Improving AI accuracy: integrating Graph RAG and human oversight

As artificial intelligence rapidly evolves, ensuring the reliability and accuracy of generated content is a growing challenge. One promising solution is retrieval-augmented generation (RAG), a method that combines the power of large language models (LLMs) with a knowledge retrieval system to improve the quality of AI-generated responses. This blog explores the concept of RAG, its integration with knowledge graphs, and how human oversight can play a crucial role in refining the process, ensuring even more reliable outputs.

What is RAG?

RAG is a method used in natural language processing that enhances the capabilities of generative AI models, such as large language models (LLMs), by combining them with a knowledge retrieval component. This approach is designed to improve the quality and reliability of the information produced by generative models, such as those used for text generation, by rooting their responses in domain knowledge.

In a typical RAG setup, the system first retrieves relevant documents or pieces of information from a large database or knowledge source when tasked with generating text. The model then uses this retrieved information as a context or reference to produce more accurate and contextually relevant responses.

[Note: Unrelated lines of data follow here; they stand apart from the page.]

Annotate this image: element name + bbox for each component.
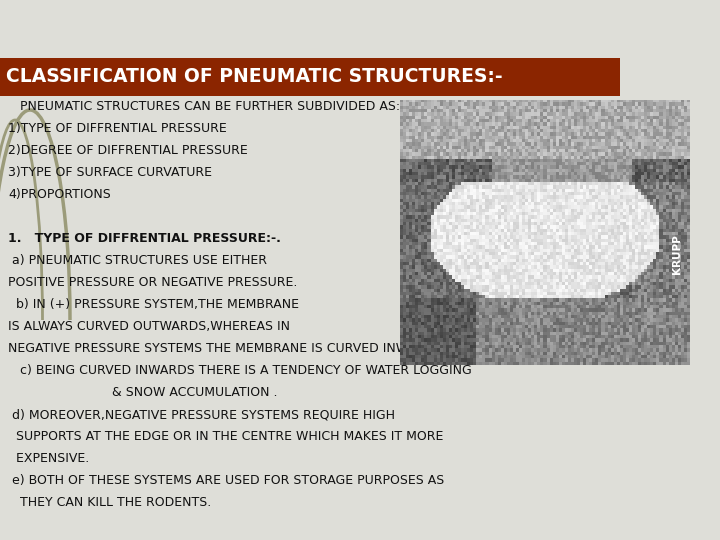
Text: SUPPORTS AT THE EDGE OR IN THE CENTRE WHICH MAKES IT MORE: SUPPORTS AT THE EDGE OR IN THE CENTRE WH… bbox=[8, 430, 444, 443]
Text: & SNOW ACCUMULATION .: & SNOW ACCUMULATION . bbox=[8, 386, 277, 399]
Text: POSITIVE PRESSURE OR NEGATIVE PRESSURE.: POSITIVE PRESSURE OR NEGATIVE PRESSURE. bbox=[8, 276, 297, 289]
Text: EXPENSIVE.: EXPENSIVE. bbox=[8, 452, 89, 465]
Text: 2)DEGREE OF DIFFRENTIAL PRESSURE: 2)DEGREE OF DIFFRENTIAL PRESSURE bbox=[8, 144, 248, 157]
Text: NEGATIVE PRESSURE SYSTEMS THE MEMBRANE IS CURVED INWARDS.: NEGATIVE PRESSURE SYSTEMS THE MEMBRANE I… bbox=[8, 342, 446, 355]
FancyBboxPatch shape bbox=[0, 58, 620, 96]
Text: d) MOREOVER,NEGATIVE PRESSURE SYSTEMS REQUIRE HIGH: d) MOREOVER,NEGATIVE PRESSURE SYSTEMS RE… bbox=[8, 408, 395, 421]
Text: a) PNEUMATIC STRUCTURES USE EITHER: a) PNEUMATIC STRUCTURES USE EITHER bbox=[8, 254, 267, 267]
Text: IS ALWAYS CURVED OUTWARDS,WHEREAS IN: IS ALWAYS CURVED OUTWARDS,WHEREAS IN bbox=[8, 320, 290, 333]
Text: PNEUMATIC STRUCTURES CAN BE FURTHER SUBDIVIDED AS:-: PNEUMATIC STRUCTURES CAN BE FURTHER SUBD… bbox=[8, 100, 405, 113]
Text: 3)TYPE OF SURFACE CURVATURE: 3)TYPE OF SURFACE CURVATURE bbox=[8, 166, 212, 179]
Text: 1)TYPE OF DIFFRENTIAL PRESSURE: 1)TYPE OF DIFFRENTIAL PRESSURE bbox=[8, 122, 227, 135]
Text: 1.   TYPE OF DIFFRENTIAL PRESSURE:-.: 1. TYPE OF DIFFRENTIAL PRESSURE:-. bbox=[8, 232, 281, 245]
Text: 4)PROPORTIONS: 4)PROPORTIONS bbox=[8, 188, 111, 201]
Text: CLASSIFICATION OF PNEUMATIC STRUCTURES:-: CLASSIFICATION OF PNEUMATIC STRUCTURES:- bbox=[6, 68, 503, 86]
Text: KRUPP: KRUPP bbox=[672, 234, 682, 274]
Text: e) BOTH OF THESE SYSTEMS ARE USED FOR STORAGE PURPOSES AS: e) BOTH OF THESE SYSTEMS ARE USED FOR ST… bbox=[8, 474, 444, 487]
Text: c) BEING CURVED INWARDS THERE IS A TENDENCY OF WATER LOGGING: c) BEING CURVED INWARDS THERE IS A TENDE… bbox=[8, 364, 472, 377]
Text: THEY CAN KILL THE RODENTS.: THEY CAN KILL THE RODENTS. bbox=[8, 496, 211, 509]
Text: b) IN (+) PRESSURE SYSTEM,THE MEMBRANE: b) IN (+) PRESSURE SYSTEM,THE MEMBRANE bbox=[8, 298, 299, 311]
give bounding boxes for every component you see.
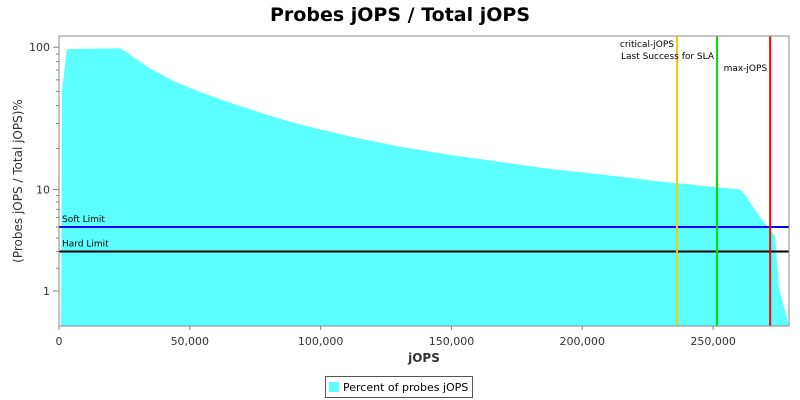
y-tick-label: 100 (29, 41, 50, 54)
y-tick-label: 1 (43, 285, 50, 298)
x-tick-label: 250,000 (690, 335, 736, 348)
y-tick-label: 10 (36, 183, 50, 196)
marker-label-1: Last Success for SLA (621, 52, 715, 62)
x-axis-label: jOPS (407, 351, 440, 365)
limit-label-1: Hard Limit (62, 239, 109, 249)
marker-label-2: max-jOPS (724, 64, 768, 74)
x-tick-label: 50,000 (171, 335, 210, 348)
legend-label: Percent of probes jOPS (343, 380, 469, 394)
marker-label-0: critical-jOPS (620, 40, 674, 50)
chart-title: Probes jOPS / Total jOPS (270, 4, 530, 26)
legend: Percent of probes jOPS (325, 376, 474, 398)
legend-swatch-icon (329, 382, 339, 392)
series-area-0 (61, 48, 789, 326)
x-tick-label: 100,000 (298, 335, 344, 348)
x-tick-label: 150,000 (429, 335, 475, 348)
plot-border (58, 35, 790, 327)
y-axis-label: (Probes jOPS / Total jOPS)% (11, 99, 25, 263)
x-tick-label: 0 (56, 335, 63, 348)
x-tick-label: 200,000 (560, 335, 606, 348)
limit-label-0: Soft Limit (62, 215, 105, 225)
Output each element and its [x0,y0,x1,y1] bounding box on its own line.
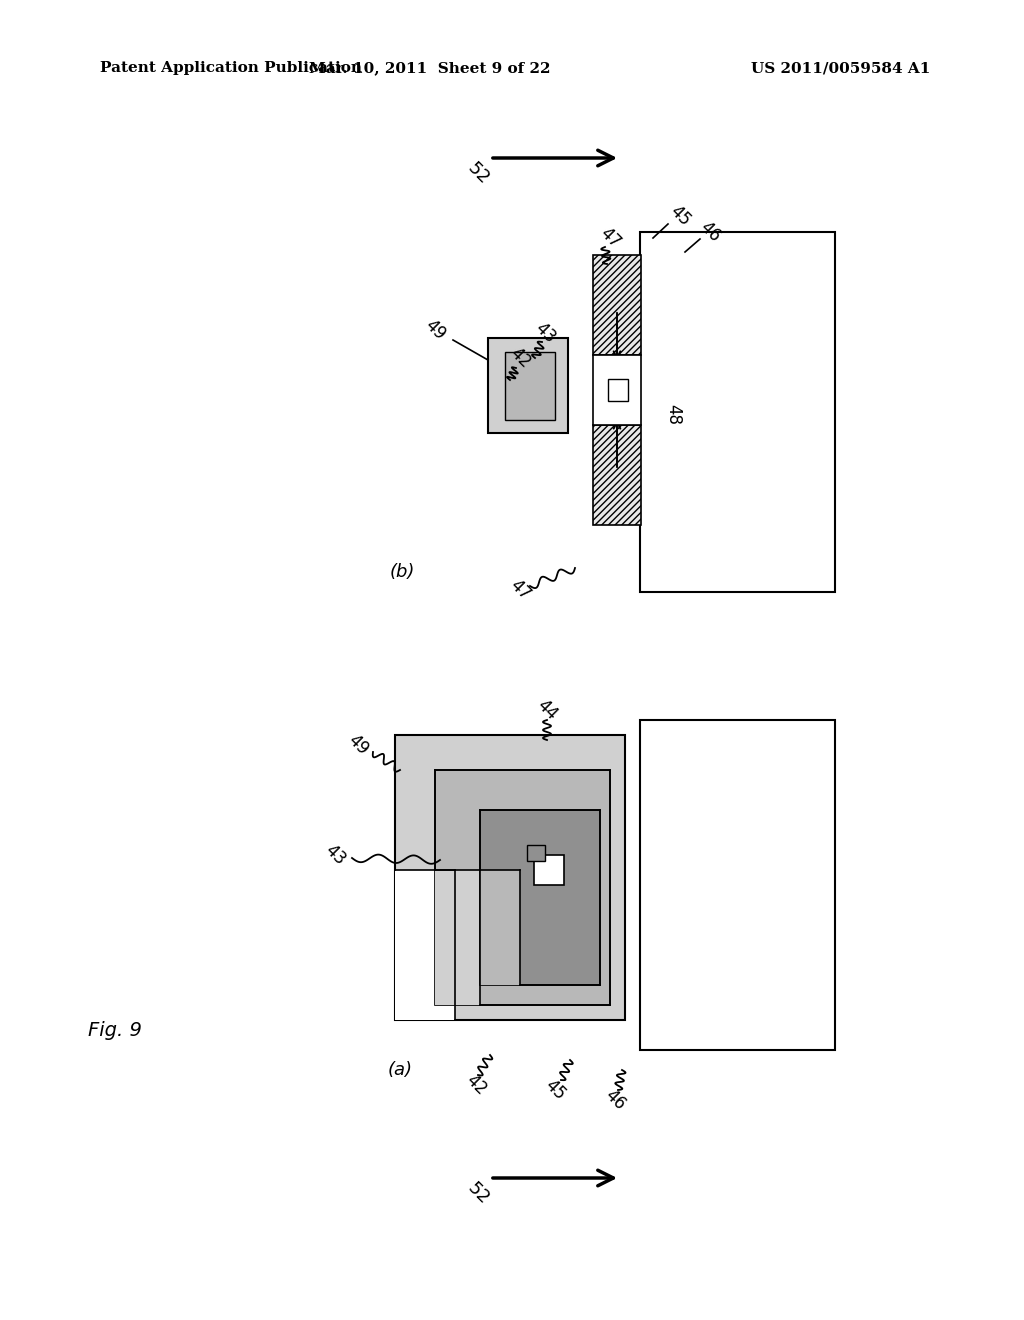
Bar [593,425,641,525]
Bar [593,355,641,425]
Bar [480,870,520,985]
Text: 49: 49 [421,317,449,343]
Text: US 2011/0059584 A1: US 2011/0059584 A1 [751,61,930,75]
Text: 43: 43 [322,841,349,869]
Bar [527,845,545,861]
Text: 47: 47 [596,224,624,252]
Text: 49: 49 [344,731,372,759]
Text: Patent Application Publication: Patent Application Publication [100,61,362,75]
Bar [435,770,610,1005]
Bar [640,719,835,1049]
Text: 46: 46 [696,218,724,246]
Text: 45: 45 [542,1076,568,1104]
Bar [534,855,564,884]
Bar [480,810,600,985]
Text: 52: 52 [464,160,493,189]
Text: Mar. 10, 2011  Sheet 9 of 22: Mar. 10, 2011 Sheet 9 of 22 [309,61,551,75]
Text: 42: 42 [506,345,534,372]
Bar [395,870,455,1020]
Text: 44: 44 [534,696,561,723]
Text: 43: 43 [531,319,559,347]
Text: 48: 48 [664,404,682,425]
Text: 47: 47 [506,577,534,603]
Bar [395,735,625,1020]
Text: 42: 42 [462,1071,489,1098]
Text: 46: 46 [601,1086,629,1114]
Text: (b): (b) [390,564,416,581]
Text: Fig. 9: Fig. 9 [88,1020,142,1040]
Text: 52: 52 [464,1180,493,1209]
Bar [435,870,480,1005]
Bar [640,232,835,591]
Bar [593,255,641,355]
Text: 45: 45 [667,202,694,230]
Text: (a): (a) [388,1061,413,1078]
Bar [608,379,628,401]
Bar [488,338,568,433]
Bar [505,352,555,420]
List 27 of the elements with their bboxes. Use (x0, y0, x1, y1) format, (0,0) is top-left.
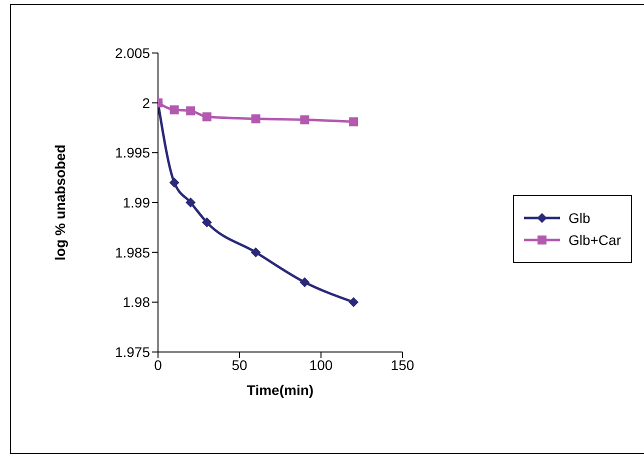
point (186, 106, 196, 116)
y-axis-title: log % unabsobed (52, 144, 68, 260)
y-tick-label: 1.985 (114, 244, 150, 260)
point (300, 277, 310, 288)
y-tick-label: 1.98 (122, 294, 150, 310)
x-tick-label: 50 (232, 356, 248, 373)
x-axis-title: Time(min) (246, 382, 314, 398)
point (250, 247, 261, 258)
legend-label: Glb (568, 210, 590, 226)
x-tick-label: 150 (390, 356, 414, 373)
point (202, 217, 212, 228)
y-tick-label: 2.005 (114, 44, 150, 61)
point (170, 105, 179, 114)
x-tick-label: 100 (309, 356, 333, 373)
y-tick-label: 1.99 (122, 194, 150, 210)
y-tick-label: 1.975 (114, 344, 150, 360)
legend-label: Glb+Car (568, 232, 621, 248)
point (300, 115, 310, 124)
point (348, 297, 359, 308)
point (186, 198, 196, 208)
y-tick-label: 1.995 (114, 144, 150, 161)
point (251, 114, 260, 124)
point (349, 117, 358, 126)
point (202, 112, 212, 122)
x-tick-label: 0 (154, 356, 162, 373)
point (169, 178, 180, 188)
y-tick-label: 2 (142, 94, 150, 111)
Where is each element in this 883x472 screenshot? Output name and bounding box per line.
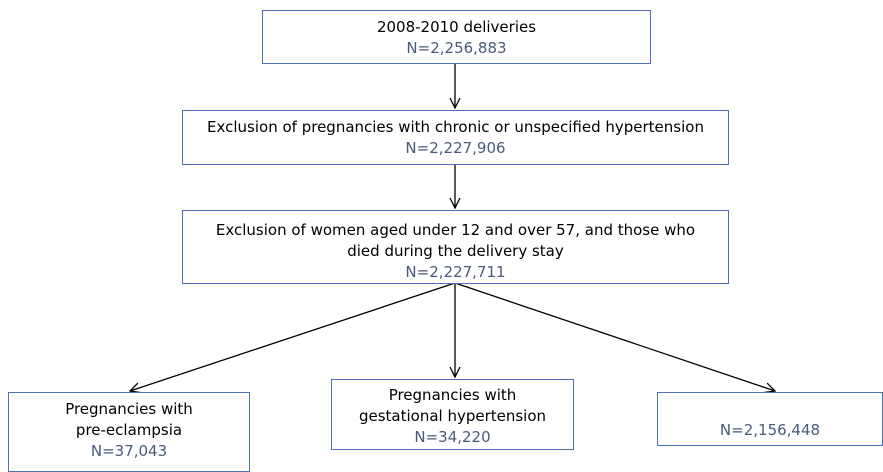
node-count: N=34,220: [414, 428, 491, 446]
arrow: [130, 282, 456, 391]
node-label: Exclusion of pregnancies with chronic or…: [207, 118, 704, 136]
node: N=2,156,448: [657, 392, 883, 446]
node: Exclusion of pregnancies with chronic or…: [182, 110, 729, 165]
node: Pregnancies with gestational hypertensio…: [331, 379, 574, 450]
node-label: pre-eclampsia: [75, 421, 183, 439]
node: Exclusion of women aged under 12 and ove…: [182, 210, 729, 284]
node: Pregnancies with pre-eclampsia N=37,043: [8, 392, 250, 472]
node-label: 2008-2010 deliveries: [376, 18, 537, 36]
node-count: N=2,156,448: [719, 421, 821, 439]
node-label: Pregnancies with: [388, 386, 517, 404]
node-count: N=2,227,711: [405, 263, 506, 281]
node-label: Exclusion of women aged under 12 and ove…: [215, 221, 696, 239]
arrow: [454, 282, 775, 391]
node-count: N=37,043: [90, 442, 168, 460]
node-label: Pregnancies with: [65, 400, 193, 418]
node-label: gestational hypertension: [358, 407, 547, 425]
node-count: N=2,227,906: [405, 139, 506, 157]
node: 2008-2010 deliveries N=2,256,883: [262, 10, 651, 64]
node-count: N=2,256,883: [406, 39, 507, 57]
node-label: died during the delivery stay: [347, 242, 564, 260]
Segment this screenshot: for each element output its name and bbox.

Read more about RAG as a response to hallucinations here

Graph RAG and integrating RAG with a knowledge graph

Graph RAG typically refers to an adaptation of the RAG approach that specifically incorporates graph-based data structures into the retrieval process. The graph-based data serves as a source of contextualized information that is sent to the LLM.

Using graph data has two major advantages over a simpler document look-up setup. Firstly, where traditional RAG provides information from a single document or documents, a graph seamlessly combines knowledge from many different documents or data sources, providing a much richer context for the LLM to work with. Secondly, the graph can provide the LLM with more information about how different facts and concepts relate to each other, allowing it to generate more reliable, appropriate, and informed text.

In this way, integrating a RAG model with a knowledge graph combines the strengths of both generative language models and structured, relational data to enhance the quality and relevance of generated text. The approach also allows an LLM to check the accuracy of its response against the knowledge graph thereby supplementing its own internal knowledge with a more structured, flexible, and well-curated data source. There are four stages to the process:

1. Question: The user asks a question of the LLM, usually through a chat interface.
2. Key concepts: The LLM extracts the key concepts from that question and passes this to the knowledge graph.
3. Additional knowledge: The knowledge graph sends the text back to the LLM with any potential new input.
4. Augmented response: The LLM processes the additional information from the knowledge graph and creates a response.

A human-in-the-loop for Graph RAG

The "human in the loop" (HITL) approach for AI involves integrating human expertise into various stages of AI development and deployment. Human oversight over the validation and operation of an AI model ensures proper safeguarding while improving the reliability of AI-based decisions and outputs, adjusting and correcting as necessary to maintain performance and accuracy.

The integration of the HITL approach with RAG presents a powerful combination for enhancing performance and reliability. In this setup, human expertise is used to supervise and refine the retrieval processes within RAG, ensuring that the information fetched from databases or knowledge graphs is relevant and accurate. Humans can validate and correct the data used for generating responses, particularly in complex or nuanced scenarios where the context is crucial.

How DISQOVER uses human-in-the-loop

DISQOVER, ONTOFORCE’s powerful knowledge discovery platform, uses a staggered approach to GenAI assisted querying and summarization. This approach ensures that our users:

• Are in control at every stage
• Able to understand exactly what information is being retrieved and where it has come from
• Decide which information should be used for a particular purpose

These are the main steps in DISQOVER’s model:

1. A user asks a question in natural language.
2. The DISQOVER Assistant translates this question into a structured graph query, producing up to three options.
3. Rather than executing queries immediately, the Assistant shares its work with the user and asks them to select the most appropriate option.
4. After the query is executed, the user can inspect the results and choose exactly what to feed back to the LLM for further summarization or questioning.

By taking this approach, DISQOVER puts our users in full control of the process, and crucially allows them audit exactly what is happening, and precisely which information is being used to generate content. By providing this transparency, we avoid the ‘black box’ nature of other approaches and give them full confidence in both the results and the process used to obtain them.